The Roman Church had never countenanced religious toleration except when it 
had itself been the beneficiary.   Almost as soon as the Church gained political 
power in the fourth century it started killing those who disagreed with its new 
version of orthodoxy.   The first known victim was a bishop, Priscillian, 
on the other side of the the Pyrenees 
(
  Pirenčus, 
 
Pirineus, 
 
Pyrénées). 
  (Bizarrely, his tomb became the pilgrimage site centuries later after he 
had been forgotten about and someone had fabricated a story that St-James was 
buried there. Today the site is familiar as St-James of Compostela.)   
The 
Visigoths, who controlled the area later ruled by the Counts of Toulouse, had 
been Arian Christians, but the Franks adopted the Roman variety of Christianity. 

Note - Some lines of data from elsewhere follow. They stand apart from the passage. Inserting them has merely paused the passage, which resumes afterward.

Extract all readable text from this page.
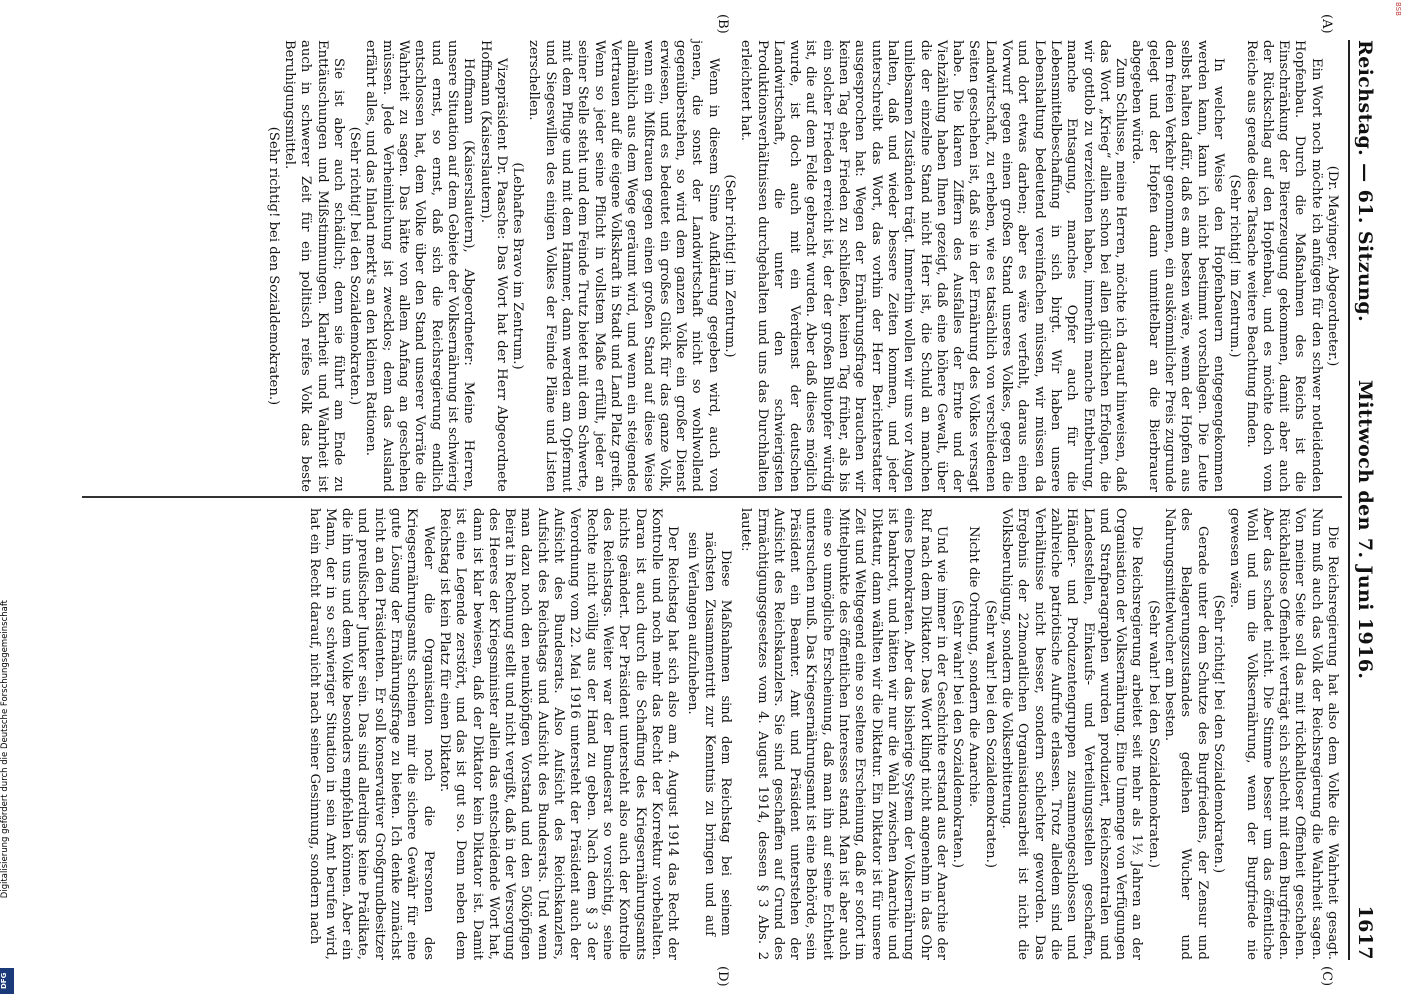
Reichstag. — 61. Sitzung.
Mittwoch den 7. Juni 1916.
1617
(A)
(B)
(C)
(D)

(Dr. Mayinger, Abgeordneter.)

Ein Wort noch möchte ich anfügen für den schwer notleidenden Hopfenbau. Durch die Maßnahmen des Reichs ist die Einschränkung der Biererzeugung gekommen, damit aber auch der Rückschlag auf den Hopfenbau, und es möchte doch vom Reiche aus gerade diese Tatsache weitere Beachtung finden.

(Sehr richtig! im Zentrum.)

In welcher Weise den Hopfenbauern entgegengekommen werden kann, kann ich nicht bestimmt vorschlagen. Die Leute selbst halten dafür, daß es am besten wäre, wenn der Hopfen aus dem freien Verkehr genommen, ein auskömmlicher Preis zugrunde gelegt und der Hopfen dann unmittelbar an die Bierbrauer abgegeben würde.

Zum Schlusse, meine Herren, möchte ich darauf hinweisen, daß das Wort „Krieg“ allein schon bei allen glücklichen Erfolgen, die wir gottlob zu verzeichnen haben, immerhin manche Entbehrung, manche Entsagung, manches Opfer auch für die Lebensmittelbeschaffung in sich birgt. Wir haben unsere Lebenshaltung bedeutend vereinfachen müssen, wir müssen da und dort etwas darben; aber es wäre verfehlt, daraus einen Vorwurf gegen einen großen Stand unseres Volkes, gegen die Landwirtschaft, zu erheben, wie es tatsächlich von verschiedenen Seiten geschehen ist, daß sie in der Ernährung des Volkes versagt habe. Die klaren Ziffern des Ausfalles der Ernte und der Viehzählung haben Ihnen gezeigt, daß eine höhere Gewalt, über die der einzelne Stand nicht Herr ist, die Schuld an manchen unliebsamen Zuständen trägt. Immerhin wollen wir uns vor Augen halten, daß und wieder bessere Zeiten kommen, und jeder unterschreibt das Wort, das vorhin der Herr Berichterstatter ausgesprochen hat: Wegen der Ernährungsfrage brauchen wir keinen Tag eher Frieden zu schließen, keinen Tag früher, als bis ein solcher Frieden erreicht ist, der der großen Blutopfer würdig ist, die auf dem Felde gebracht wurden. Aber daß dieses möglich wurde, ist doch auch mit ein Verdienst der deutschen Landwirtschaft, die unter den schwierigsten Produktionsverhältnissen durchgehalten und uns das Durchhalten erleichtert hat.

(Sehr richtig! im Zentrum.)

Wenn in diesem Sinne Aufklärung gegeben wird, auch von jenen, die sonst der Landwirtschaft nicht so wohlwollend gegenüberstehen, so wird dem ganzen Volke ein großer Dienst erwiesen, und es bedeutet ein großes Glück für das ganze Volk, wenn ein Mißtrauen gegen einen großen Stand auf diese Weise allmählich aus dem Wege geräumt wird, und wenn ein steigendes Vertrauen auf die eigene Volkskraft in Stadt und Land Platz greift. Wenn so jeder seine Pflicht in vollstem Maße erfüllt, jeder an seiner Stelle steht und dem Feinde Trutz bietet mit dem Schwerte, mit dem Pfluge und mit dem Hammer, dann werden am Opfermut und Siegeswillen des einigen Volkes der Feinde Pläne und Listen zerschellen.

(Lebhaftes Bravo im Zentrum.)

Vizepräsident Dr. Paasche: Das Wort hat der Herr Abgeordnete Hoffmann (Kaiserslautern).

Hoffmann (Kaiserslautern), Abgeordneter: Meine Herren, unsere Situation auf dem Gebiete der Volksernährung ist schwierig und ernst, so ernst, daß sich die Reichsregierung endlich entschlossen hat, dem Volke über den Stand unserer Vorräte die Wahrheit zu sagen. Das hätte von allem Anfang an geschehen müssen. Jede Verheimlichung ist zwecklos; denn das Ausland erfährt alles, und das Inland merkt's an den kleinen Rationen.

(Sehr richtig! bei den Sozialdemokraten.)

Sie ist aber auch schädlich; denn sie führt am Ende zu Enttäuschungen und Mißstimmungen. Klarheit und Wahrheit ist auch in schwerer Zeit für ein politisch reifes Volk das beste Beruhigungsmittel.

(Sehr richtig! bei den Sozialdemokraten.)

Die Reichsregierung hat also dem Volke die Wahrheit gesagt. Nun muß auch das Volk der Reichsregierung die Wahrheit sagen. Von meiner Seite soll das mit rückhaltloser Offenheit geschehen. Rückhaltlose Offenheit verträgt sich schlecht mit dem Burgfrieden. Aber das schadet nicht. Die Stimme besser um das öffentliche Wohl und um die Volksernährung, wenn der Burgfriede nie gewesen wäre.

(Sehr richtig! bei den Sozialdemokraten.)

Gerade unter dem Schutze des Burgfriedens, der Zensur und des Belagerungszustandes gediehen Wucher und Nahrungsmittelwucher am besten.

(Sehr wahr! bei den Sozialdemokraten.)

Die Reichsregierung arbeitet seit mehr als 1½ Jahren an der Organisation der Volksernährung. Eine Unmenge von Verfügungen und Strafparagraphen wurden produziert, Reichszentralen und Landesstellen, Einkaufs- und Verteilungsstellen geschaffen, Händler- und Produzentengruppen zusammengeschlossen und zahlreiche patriotische Aufrufe erlassen. Trotz alledem sind die Verhältnisse nicht besser, sondern schlechter geworden. Das Ergebnis der 22monatlichen Organisationsarbeit ist nicht die Volksberuhigung, sondern die Volkserbitterung.

(Sehr wahr! bei den Sozialdemokraten.)

Nicht die Ordnung, sondern die Anarchie.

(Sehr wahr! bei den Sozialdemokraten.)

Und wie immer in der Geschichte erstand aus der Anarchie der Ruf nach dem Diktator. Das Wort klingt nicht angenehm in das Ohr eines Demokraten. Aber das bisherige System der Volksernährung ist bankrott, und hätten wir nur die Wahl zwischen Anarchie und Diktatur, dann wählten wir die Diktatur. Ein Diktator ist für unsere Zeit und Weltgegend eine so seltene Erscheinung, daß er sofort im Mittelpunkte des öffentlichen Interesses stand. Man ist aber auch eine so unmögliche Erscheinung, daß man ihn auf seine Echtheit untersuchen muß. Das Kriegsernährungsamt ist eine Behörde, sein Präsident ein Beamter. Amt und Präsident unterstehen der Aufsicht des Reichskanzlers. Sie sind geschaffen auf Grund des Ermächtigungsgesetzes vom 4. August 1914, dessen § 3 Abs. 2 lautet:

Diese Maßnahmen sind dem Reichstag bei seinem nächsten Zusammentritt zur Kenntnis zu bringen und auf sein Verlangen aufzuheben.

Der Reichstag hat sich also am 4. August 1914 das Recht der Kontrolle und noch mehr das Recht der Korrektur vorbehalten. Daran ist auch durch die Schaffung des Kriegsernährungsamts nichts geändert. Der Präsident untersteht also auch der Kontrolle des Reichstags. Weiter war der Bundesrat so vorsichtig, seine Rechte nicht völlig aus der Hand zu geben. Nach dem § 3 der Verordnung vom 22. Mai 1916 untersteht der Präsident auch der Aufsicht des Bundesrats. Also Aufsicht des Reichskanzlers, Aufsicht des Reichstags und Aufsicht des Bundesrats. Und wenn man dazu noch den neunköpfigen Vorstand und den 50köpfigen Beirat in Rechnung stellt und nicht vergißt, daß in der Versorgung des Heeres der Kriegsminister allein das entscheidende Wort hat, dann ist klar bewiesen, daß der Diktator kein Diktator ist. Damit ist eine Legende zerstört, und das ist gut so. Denn neben dem Reichstag ist kein Platz für einen Diktator.

Weder die Organisation noch die Personen des Kriegsernährungsamts scheinen mir die sichere Gewähr für eine gute Lösung der Ernährungsfrage zu bieten. Ich denke zunächst nicht an den Präsidenten. Er soll konservativer Großgrundbesitzer und preußischer Junker sein. Das sind allerdings keine Prädikate, die ihn uns und dem Volke besonders empfehlen können. Aber ein Mann, der in so schwieriger Situation in sein Amt berufen wird, hat ein Recht darauf, nicht nach seiner Gesinnung, sondern nach

Digitalisierung gefördert durch die Deutsche Forschungsgemeinschaft
DFG
BSB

  The Counts seem to have been as conventionally Catholic as any other sovereign, 
and in some ways were more enthusiastic than most.   Raymond IV for example 
had been a principal leader of the First Crusade. (His Son Alphonse was baptised 
in the River Jordan, and was thus called Alphonse-Jordan).   
  
It seems to have been tolerance, rather than personal attachment to religious 
beliefs on the part of the Counts, that led to the rapid spread of Cathar belief 
in their territories in the twelfth century.   Like so many other things 
- food, spices, medicines, fashions, games, leprosy - Cathar beliefs may have 
been brought back by Crusaders returning from the Holy Land, travelling through 
the Balkans.   
                    The Counts were more tolerant of the Cathars than other 
                      Catholic rulers.   There is no firm evidence that they 
                      were Cathars themselves, though it may be significant that 
                      Raymond VI always travelled with a Cathar Parfait 
                      in his retinue, and that the Roman Clergy played such a small 
                      part at his court.   On the other hand other strands 
                      of religious deviation were equally tolerated.   The 
                      Jews provide a one example.   The Waldensians provide 
                      another.   
                    Waldensians
                    Peter Waldo of Lyons was a Catholic layman who read the gospels and based his theology on them.   He soon attracted followers who came to be known as Waldensians, Waldenses, or Vaudois.   They advocated a priesthood of all believers and they gave away their wealth.   They rejected sacraments not sanctioned by the bible, and condemned practices such as the sale of indulgences and the adoration of saints.  
                    Soon after the movement started around 1170 Waldo was excommunicated, after which he rejected papal authority.   Persecution followed.   The Roman Church, never very adroit at theologies other than their own, had great difficulty in distinguishing between Waldensians and Cathars.   True enough, some of their ideas agreed, and Cathars and Waldensians seem to have got on well enough with each other, but their theologies were wildly different.   This did not stop the Church from referring to Cathars as Waldensians and to Waldensians as Cathars, nor from prosecuting them all indifferently on the same charges including that old favourite, the sexual abuse of cats.   
                    While the Cathars seem to have been extirpated, the persecution of Waldensians continued until the late eighteenth century, by which time the depleted survivors had been scattered to the Alpine Valleys and other remote areas.   Waldensian ideas along with those of the Lollards had long before developed into Protestant belief, so in a sense the persecution of the Waldensians was a failure.   In the nineteenth century the few remaining Alpine Waldensians were assisted financially by Protestants in the UK and USA.   Many 
                    emigrated to Uruguay and Argentina, and there are still descendents of the Waldensians in America today. 
                    The Languedoc is fiercely proud of its record as a place of refuge for persecuted minorities.   In the sixteenth and seventeenth centuries the Hugenots (more Protestants) found refuge in the Lozere during the Wars of Religion and the Catholic persecutions that followed.   After the Spanish civil war Spanish exiles fled here to find refuge.   During the Second World War, members of the maquis found protection and support here as well, fighting a guerrilla war almost identical to that fought on the same land by Cathar faidits.